The baking molds are used to keep the baked bread in so they won’t fall apart driving bumpy roads. So, all in all, it doesn’t take up too much space. The extra bowl we bought to knead the dough in (as our pans are too small for that) has turned out to be multipurpose as well.

The oven stayed hidden in the bowels of the Land Cruiser for a while because neither of us really had a clue what to do with it. Until we reached Cusco and met a couple named Johan and Christa. Christa had been a chef at her own restaurant in Switzerland for years and has always baked her bread, including while on the road. They have a Coleman oven as well. So with an expert on baking bread in the same oven as ours, Coen was a happy man.

Christa gave us a list of ingredients, we bought them, and we had a fun instruction morning.

The oven fits on our Coleman 424 stove. Johan and Christa like baking on a campfire or BBQ and put coals on top of the oven. One of the difficult issues of this oven is to get the heat evenly divided. You easily burn the bottom of whatever you’re cooking, while the top stays white. Whereas a bread is easy to turn around for the last couple of minutes, this is less evident with a cake or potato dish.

Later we read that putting a ceramic tile or pizza stone at the bottom of the oven may help spread the heat more evenly in the oven. That may be a next on our list of purchases.

Keeping the oven at the right temperature is a challenge for those who depend on cooking outdoors. When it’s cold but especially windy, it is hard to keep the temperature constant. It’s best to secure a spot void of changes in wind or temperature. At one place, high on the Chilean altiplano, we baked inside the Land Cruiser instead, converting the vehicle into a sauna in the process.

So there it is: our story of baking our bread. We enjoy doing it and love eating it. It doesn’t appear to be another whim, like the previous bread-baking attempts, but time will tell.

$36 • BUY



Whole-wheat flour is practically nonexistent in Peru (and most of South America). Locals use white flour. Later, we found (expensive) whole-wheat flour in Lima’s organic stores/markets.

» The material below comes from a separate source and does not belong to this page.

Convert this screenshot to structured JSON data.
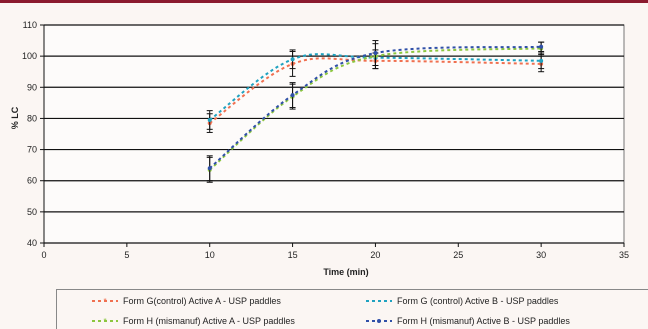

Christa pointed out while you can’t find whole-wheat flour, salvado de trigo is a common product, which is the husk of the wheat. In this manner we can sort of create our own whole-wheat/multi-grain version by combining the two, plus a number of other ingredients.

For our first bread we used:

2 cups harina (white flour)
1/2 cup salvado de trigo
1/4 cup avena (oats)
1/8 cup cebada (barley)
7 grams yeast
7 grams salt
1 cup tepid water
a handful of crushed nuts and seeds

Coen followed Christa’s instructions:

Put the yeast inside a cup of tepid water and set it aside.

Mix all ingredients in a bowl except the salt in a bowl. Put it so that it looks like a volcano.

Spread the salt evenly along the outside border.

Pour the yeasty fluid inside the crater of the volcano and slowly stir with one finger trying to leave the salt untouched for as long as possible.

Knead for 20 minutes or so.

Cover the bowl with a towel and let it rise in a warm, wind-free spot until it doubles in size.
Take out the dough, knead it six times by folding it outside in. Put it in a baking form and let it rise again until it doubles in size once more.

Preheat the oven to 350 degrees Fahrenheit, then bake the bread for 25 minutes in the middle shelf.

Take the bread out of the baking form and put it upside down on the grate to color the top for 5 minutes.

The bread should sound hollow when you knock on it.